Saturday, 3 August 2019
The Priory of the Orange Tree, by Samantha Shannon
The size of this book is a daunting; a paperback of more than 800 pages is a brick to manoeuvre and just seems unnecessary. Could it not have been split into two?
It is a sprawling tale of political machinations, magic and dragons in a world refreshingly lacking in racism and sexism, but riven with class division and religious intolerance.
Shannon has clearly developed an extensive social, cultural and political history for her imagined world, which she uses to naturally inform the action.
There are a myriad of characters in a multitude of places, which must have been quite a task to keep track of as an author – it’s a challenge for the reader.
In the East aspiring dragonrider Tane jeopardises her future by helping a stranger.
In the West, at the court of Queen Sabran, southerner Ead has a secret mission that puts her life at risk.
The action switches rapidly between east and west for much of the tale, gradually revealing that both cultures face an existential threat that they must find a way to fight together. It takes long time to bring it all together.

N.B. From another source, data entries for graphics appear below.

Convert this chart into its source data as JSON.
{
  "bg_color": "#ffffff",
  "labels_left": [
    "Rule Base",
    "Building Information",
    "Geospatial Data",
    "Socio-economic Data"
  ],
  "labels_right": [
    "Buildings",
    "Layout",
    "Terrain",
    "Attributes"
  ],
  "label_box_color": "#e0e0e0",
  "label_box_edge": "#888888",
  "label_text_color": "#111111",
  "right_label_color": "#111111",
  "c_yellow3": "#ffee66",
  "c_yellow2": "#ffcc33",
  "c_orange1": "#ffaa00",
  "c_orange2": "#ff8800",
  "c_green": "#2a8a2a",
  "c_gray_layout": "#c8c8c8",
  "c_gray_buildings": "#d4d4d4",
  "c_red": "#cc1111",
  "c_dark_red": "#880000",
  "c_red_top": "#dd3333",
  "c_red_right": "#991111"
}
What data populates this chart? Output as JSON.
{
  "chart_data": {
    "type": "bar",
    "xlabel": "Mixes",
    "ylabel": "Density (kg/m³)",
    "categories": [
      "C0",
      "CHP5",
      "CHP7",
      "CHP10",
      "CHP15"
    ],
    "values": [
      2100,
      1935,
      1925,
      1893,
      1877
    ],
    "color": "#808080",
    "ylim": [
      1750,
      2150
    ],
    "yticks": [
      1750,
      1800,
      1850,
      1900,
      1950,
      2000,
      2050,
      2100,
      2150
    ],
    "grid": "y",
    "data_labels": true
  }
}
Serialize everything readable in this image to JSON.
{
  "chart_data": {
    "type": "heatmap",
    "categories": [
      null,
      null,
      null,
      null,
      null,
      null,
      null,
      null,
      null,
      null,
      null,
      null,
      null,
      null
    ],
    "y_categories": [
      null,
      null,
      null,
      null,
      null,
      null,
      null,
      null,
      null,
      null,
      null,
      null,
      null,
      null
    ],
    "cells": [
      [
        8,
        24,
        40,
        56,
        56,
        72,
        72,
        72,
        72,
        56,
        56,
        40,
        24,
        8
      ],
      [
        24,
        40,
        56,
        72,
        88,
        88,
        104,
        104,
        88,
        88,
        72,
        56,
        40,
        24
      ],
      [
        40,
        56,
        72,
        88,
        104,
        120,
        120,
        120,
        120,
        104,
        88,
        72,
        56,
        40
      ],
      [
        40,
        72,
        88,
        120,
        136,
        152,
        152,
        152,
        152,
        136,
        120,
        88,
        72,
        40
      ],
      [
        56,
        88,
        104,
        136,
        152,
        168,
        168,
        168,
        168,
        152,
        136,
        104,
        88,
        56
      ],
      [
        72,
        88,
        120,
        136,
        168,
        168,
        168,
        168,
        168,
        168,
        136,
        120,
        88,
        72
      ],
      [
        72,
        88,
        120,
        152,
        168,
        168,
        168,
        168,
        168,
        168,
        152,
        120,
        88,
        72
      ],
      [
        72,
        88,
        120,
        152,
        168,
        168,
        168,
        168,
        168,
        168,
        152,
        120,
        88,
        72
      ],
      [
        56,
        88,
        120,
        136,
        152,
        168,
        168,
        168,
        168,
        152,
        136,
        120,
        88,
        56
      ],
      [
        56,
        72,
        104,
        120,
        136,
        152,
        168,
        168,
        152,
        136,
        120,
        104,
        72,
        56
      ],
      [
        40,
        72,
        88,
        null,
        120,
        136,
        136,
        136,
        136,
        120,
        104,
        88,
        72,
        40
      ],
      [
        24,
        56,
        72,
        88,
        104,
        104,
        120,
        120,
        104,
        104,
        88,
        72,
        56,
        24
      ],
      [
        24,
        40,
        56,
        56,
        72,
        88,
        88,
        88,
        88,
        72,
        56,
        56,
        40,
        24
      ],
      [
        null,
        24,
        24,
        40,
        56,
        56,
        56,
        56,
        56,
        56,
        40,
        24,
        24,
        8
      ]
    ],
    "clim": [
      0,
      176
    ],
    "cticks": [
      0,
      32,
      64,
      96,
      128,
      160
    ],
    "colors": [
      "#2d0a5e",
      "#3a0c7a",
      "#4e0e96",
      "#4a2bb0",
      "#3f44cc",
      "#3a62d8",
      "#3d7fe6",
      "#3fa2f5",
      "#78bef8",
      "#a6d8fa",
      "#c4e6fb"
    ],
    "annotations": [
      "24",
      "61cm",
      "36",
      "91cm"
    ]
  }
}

The writing has a lovely flow that verges on the poetic, but some of the invented words seem totally unnecessary and create an inconsistent tone.
The central love story is unconvincing and superfluous to the plot. Sometimes you just don’t need a romance. Some of the characters could have been dispensed with sooner, to the benefit of the plot and cutting some of the many many, words.
The book unfortunately becomes a slog, not for any flaw in execution but just because of its extreme length.